Last week, it broke that News of the World, a British tabloid owned by Rupert Murdoch’s News International, had allegedly hacked the phone of murder victim Milly Dowler. As the week progressed, more allegations came out. The hacking victims now allegedly included military families and July 7 attack victims, and there were whispers of possible police corruption. The scandal broke at a bad time for Murdoch, as he prepared to bid for a heavier share of BSkyB, a deal that now looks likely to fall through. Andy Coulson, Prime Minister David Cameron’s former communications director, is embroiled in the controversy, as is Rebekah Brooks, former NOTW editor. NOTW itself has formally stopped publishing.

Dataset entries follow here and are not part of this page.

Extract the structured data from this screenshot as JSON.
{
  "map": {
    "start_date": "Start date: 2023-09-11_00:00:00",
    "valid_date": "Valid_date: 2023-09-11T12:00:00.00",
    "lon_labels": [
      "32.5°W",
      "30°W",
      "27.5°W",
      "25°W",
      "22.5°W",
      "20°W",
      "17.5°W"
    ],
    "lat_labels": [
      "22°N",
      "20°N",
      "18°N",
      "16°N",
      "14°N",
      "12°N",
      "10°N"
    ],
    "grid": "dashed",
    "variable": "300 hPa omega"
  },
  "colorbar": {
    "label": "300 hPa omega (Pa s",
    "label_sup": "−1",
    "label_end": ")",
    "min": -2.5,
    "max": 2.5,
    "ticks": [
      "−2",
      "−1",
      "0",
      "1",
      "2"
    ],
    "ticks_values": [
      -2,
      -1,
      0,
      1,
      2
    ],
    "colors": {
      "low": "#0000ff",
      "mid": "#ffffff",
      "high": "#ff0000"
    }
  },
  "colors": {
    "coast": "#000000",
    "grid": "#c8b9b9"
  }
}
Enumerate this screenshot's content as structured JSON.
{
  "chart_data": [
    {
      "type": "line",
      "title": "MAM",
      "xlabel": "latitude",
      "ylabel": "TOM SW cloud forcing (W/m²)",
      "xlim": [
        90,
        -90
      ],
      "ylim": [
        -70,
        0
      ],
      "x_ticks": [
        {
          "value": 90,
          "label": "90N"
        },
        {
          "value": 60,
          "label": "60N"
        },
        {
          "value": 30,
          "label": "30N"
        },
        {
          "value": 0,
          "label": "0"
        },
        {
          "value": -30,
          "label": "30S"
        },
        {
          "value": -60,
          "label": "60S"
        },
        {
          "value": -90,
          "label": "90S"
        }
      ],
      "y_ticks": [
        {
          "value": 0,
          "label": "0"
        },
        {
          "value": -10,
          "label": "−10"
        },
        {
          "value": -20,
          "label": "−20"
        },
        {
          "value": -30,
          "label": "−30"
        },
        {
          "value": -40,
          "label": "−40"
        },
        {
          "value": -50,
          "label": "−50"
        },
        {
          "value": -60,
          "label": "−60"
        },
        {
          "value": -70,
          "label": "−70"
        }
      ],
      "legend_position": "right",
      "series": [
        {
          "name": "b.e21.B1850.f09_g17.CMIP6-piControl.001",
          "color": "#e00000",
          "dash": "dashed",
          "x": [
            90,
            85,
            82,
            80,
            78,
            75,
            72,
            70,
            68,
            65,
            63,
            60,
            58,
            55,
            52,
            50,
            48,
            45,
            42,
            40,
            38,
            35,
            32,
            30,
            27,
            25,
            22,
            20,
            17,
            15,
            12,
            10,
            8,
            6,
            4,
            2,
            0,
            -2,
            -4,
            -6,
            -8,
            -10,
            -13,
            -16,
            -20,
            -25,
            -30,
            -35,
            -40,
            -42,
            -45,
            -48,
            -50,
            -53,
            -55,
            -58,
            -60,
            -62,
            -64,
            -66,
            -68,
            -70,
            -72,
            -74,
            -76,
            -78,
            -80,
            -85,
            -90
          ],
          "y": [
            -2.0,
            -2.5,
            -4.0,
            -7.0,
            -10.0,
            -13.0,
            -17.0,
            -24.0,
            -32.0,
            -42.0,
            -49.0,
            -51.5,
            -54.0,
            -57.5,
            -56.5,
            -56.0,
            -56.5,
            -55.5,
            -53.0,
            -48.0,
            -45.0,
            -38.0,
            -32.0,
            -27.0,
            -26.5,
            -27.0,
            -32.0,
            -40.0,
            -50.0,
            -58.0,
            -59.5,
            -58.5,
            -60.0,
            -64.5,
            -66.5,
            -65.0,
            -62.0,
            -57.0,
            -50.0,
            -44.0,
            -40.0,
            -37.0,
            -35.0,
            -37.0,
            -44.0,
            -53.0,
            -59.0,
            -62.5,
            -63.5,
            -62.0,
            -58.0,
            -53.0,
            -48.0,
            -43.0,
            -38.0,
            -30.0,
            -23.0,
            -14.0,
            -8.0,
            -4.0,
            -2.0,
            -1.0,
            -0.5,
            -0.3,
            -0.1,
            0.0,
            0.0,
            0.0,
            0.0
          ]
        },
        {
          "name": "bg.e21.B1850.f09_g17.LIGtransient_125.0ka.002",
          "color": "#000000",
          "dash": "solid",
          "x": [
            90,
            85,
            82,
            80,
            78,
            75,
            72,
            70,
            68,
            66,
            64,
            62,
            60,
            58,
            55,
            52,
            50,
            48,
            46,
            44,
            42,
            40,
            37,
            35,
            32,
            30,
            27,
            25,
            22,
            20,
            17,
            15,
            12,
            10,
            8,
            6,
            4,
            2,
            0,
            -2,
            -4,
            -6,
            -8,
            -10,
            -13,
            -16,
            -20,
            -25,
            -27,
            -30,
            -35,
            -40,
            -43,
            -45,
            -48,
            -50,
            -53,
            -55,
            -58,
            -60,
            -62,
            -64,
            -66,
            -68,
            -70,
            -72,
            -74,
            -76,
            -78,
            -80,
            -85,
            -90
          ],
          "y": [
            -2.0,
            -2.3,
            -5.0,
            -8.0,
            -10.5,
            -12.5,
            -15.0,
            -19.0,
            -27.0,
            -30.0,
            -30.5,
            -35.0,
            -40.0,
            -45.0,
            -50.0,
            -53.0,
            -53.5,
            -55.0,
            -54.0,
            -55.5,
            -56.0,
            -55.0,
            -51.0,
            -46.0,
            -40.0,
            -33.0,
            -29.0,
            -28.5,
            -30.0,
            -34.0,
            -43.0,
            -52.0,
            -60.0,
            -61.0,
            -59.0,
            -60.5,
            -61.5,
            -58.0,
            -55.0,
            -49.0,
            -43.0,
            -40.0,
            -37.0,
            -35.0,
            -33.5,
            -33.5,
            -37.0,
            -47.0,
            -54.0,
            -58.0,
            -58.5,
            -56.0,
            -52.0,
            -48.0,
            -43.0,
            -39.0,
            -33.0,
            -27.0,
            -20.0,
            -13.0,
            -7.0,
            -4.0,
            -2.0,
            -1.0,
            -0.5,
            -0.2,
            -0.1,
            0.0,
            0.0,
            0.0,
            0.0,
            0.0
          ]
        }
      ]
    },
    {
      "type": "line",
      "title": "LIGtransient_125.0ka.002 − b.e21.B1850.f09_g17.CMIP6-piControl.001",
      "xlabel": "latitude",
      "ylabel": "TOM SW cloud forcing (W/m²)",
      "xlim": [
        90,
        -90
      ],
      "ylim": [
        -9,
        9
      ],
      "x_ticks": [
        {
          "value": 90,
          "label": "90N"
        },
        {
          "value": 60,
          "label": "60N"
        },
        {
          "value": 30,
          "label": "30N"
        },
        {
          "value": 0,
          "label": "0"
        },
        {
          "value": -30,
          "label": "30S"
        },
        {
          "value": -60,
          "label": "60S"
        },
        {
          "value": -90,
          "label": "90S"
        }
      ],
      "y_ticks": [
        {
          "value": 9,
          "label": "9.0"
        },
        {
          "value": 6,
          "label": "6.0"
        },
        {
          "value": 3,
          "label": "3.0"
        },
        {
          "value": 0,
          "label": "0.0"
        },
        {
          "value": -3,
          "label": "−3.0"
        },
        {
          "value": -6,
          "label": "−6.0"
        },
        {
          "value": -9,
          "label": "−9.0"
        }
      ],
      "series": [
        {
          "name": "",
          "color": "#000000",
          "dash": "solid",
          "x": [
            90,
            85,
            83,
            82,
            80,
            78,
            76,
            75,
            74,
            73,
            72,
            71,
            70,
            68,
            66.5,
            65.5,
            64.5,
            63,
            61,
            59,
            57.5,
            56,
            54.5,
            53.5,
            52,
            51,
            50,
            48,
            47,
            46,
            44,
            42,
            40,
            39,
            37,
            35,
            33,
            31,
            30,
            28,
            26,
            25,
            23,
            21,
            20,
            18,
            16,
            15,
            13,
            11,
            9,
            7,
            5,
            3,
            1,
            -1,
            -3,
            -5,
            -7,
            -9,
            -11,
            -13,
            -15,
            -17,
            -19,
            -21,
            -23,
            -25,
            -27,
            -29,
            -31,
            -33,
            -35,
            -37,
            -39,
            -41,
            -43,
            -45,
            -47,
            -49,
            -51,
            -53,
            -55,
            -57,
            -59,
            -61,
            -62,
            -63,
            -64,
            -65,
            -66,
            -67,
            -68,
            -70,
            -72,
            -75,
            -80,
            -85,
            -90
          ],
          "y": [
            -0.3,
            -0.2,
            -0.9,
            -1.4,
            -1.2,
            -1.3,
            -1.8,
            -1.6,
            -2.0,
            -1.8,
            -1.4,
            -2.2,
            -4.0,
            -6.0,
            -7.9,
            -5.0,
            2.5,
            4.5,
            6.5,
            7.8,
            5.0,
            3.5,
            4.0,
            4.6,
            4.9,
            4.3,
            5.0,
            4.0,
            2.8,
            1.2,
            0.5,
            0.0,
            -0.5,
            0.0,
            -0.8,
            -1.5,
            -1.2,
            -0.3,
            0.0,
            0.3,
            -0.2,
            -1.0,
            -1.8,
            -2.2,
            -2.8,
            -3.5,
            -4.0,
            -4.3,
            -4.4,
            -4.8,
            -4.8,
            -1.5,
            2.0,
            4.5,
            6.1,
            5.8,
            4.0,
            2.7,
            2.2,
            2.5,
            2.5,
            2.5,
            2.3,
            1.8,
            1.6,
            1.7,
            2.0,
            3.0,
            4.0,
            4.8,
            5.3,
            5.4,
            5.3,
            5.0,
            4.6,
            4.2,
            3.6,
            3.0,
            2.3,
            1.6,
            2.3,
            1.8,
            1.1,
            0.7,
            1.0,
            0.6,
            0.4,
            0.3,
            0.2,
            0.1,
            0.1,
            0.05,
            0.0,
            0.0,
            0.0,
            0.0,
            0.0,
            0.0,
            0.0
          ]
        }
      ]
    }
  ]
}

Plenty of people, including members of Parliament and media rivals, have trashed NOTW for its legal and ethical violations. But in throwing the tabloid (I won’t call it a newspaper) under the bus, I think we’ve missed a real opportunity to evaluate NOTW’s actions and have a debate about how this actually affects the public’s trust in journalists.

Before it was closed, NOTW beat out the Guardian, Telepgraph and Independent in readership — a “red top” gossip sheet had a bigger audience share than Britain’s big three national (and respectable) newspapers. In this sense, NOTW’s tragedy (in terms of what it wrought, not its ultimate demise) is also a readership tragedy. What they peddled, sold well. Does the public have at least some ownership in this debacle, given its appetite for salaciousness?

Given the rabid nature of British tabloids, I perceive that it’s difficult here for journalists to command and maintain trust and respect. Many newspapers, if not most, have outright political leanings, which, to their credit, they make no attempt to hide. Even the BBC isn’t without controversy, whether it’s down to salaries or coverage. I imagine that it’d be frustrating for a legitimate journalist in Britain now, constantly being suspected of hacking, political hit jobs, bias, graft and who knows what else. The many may be tarred by the actions of a few. News International also represents, to many, a corporate infestation in the media. Of course all media is corporate in some sense, but  as Murdoch (who is not a British citizen) attempts to buy more and more information properties, the public and the government have legitimate concerns about his outsized influence in politics and culture.

The NOTW’s greatest crime, in the end, may be its devastating blow to the nation’s journalism profession and its integrity.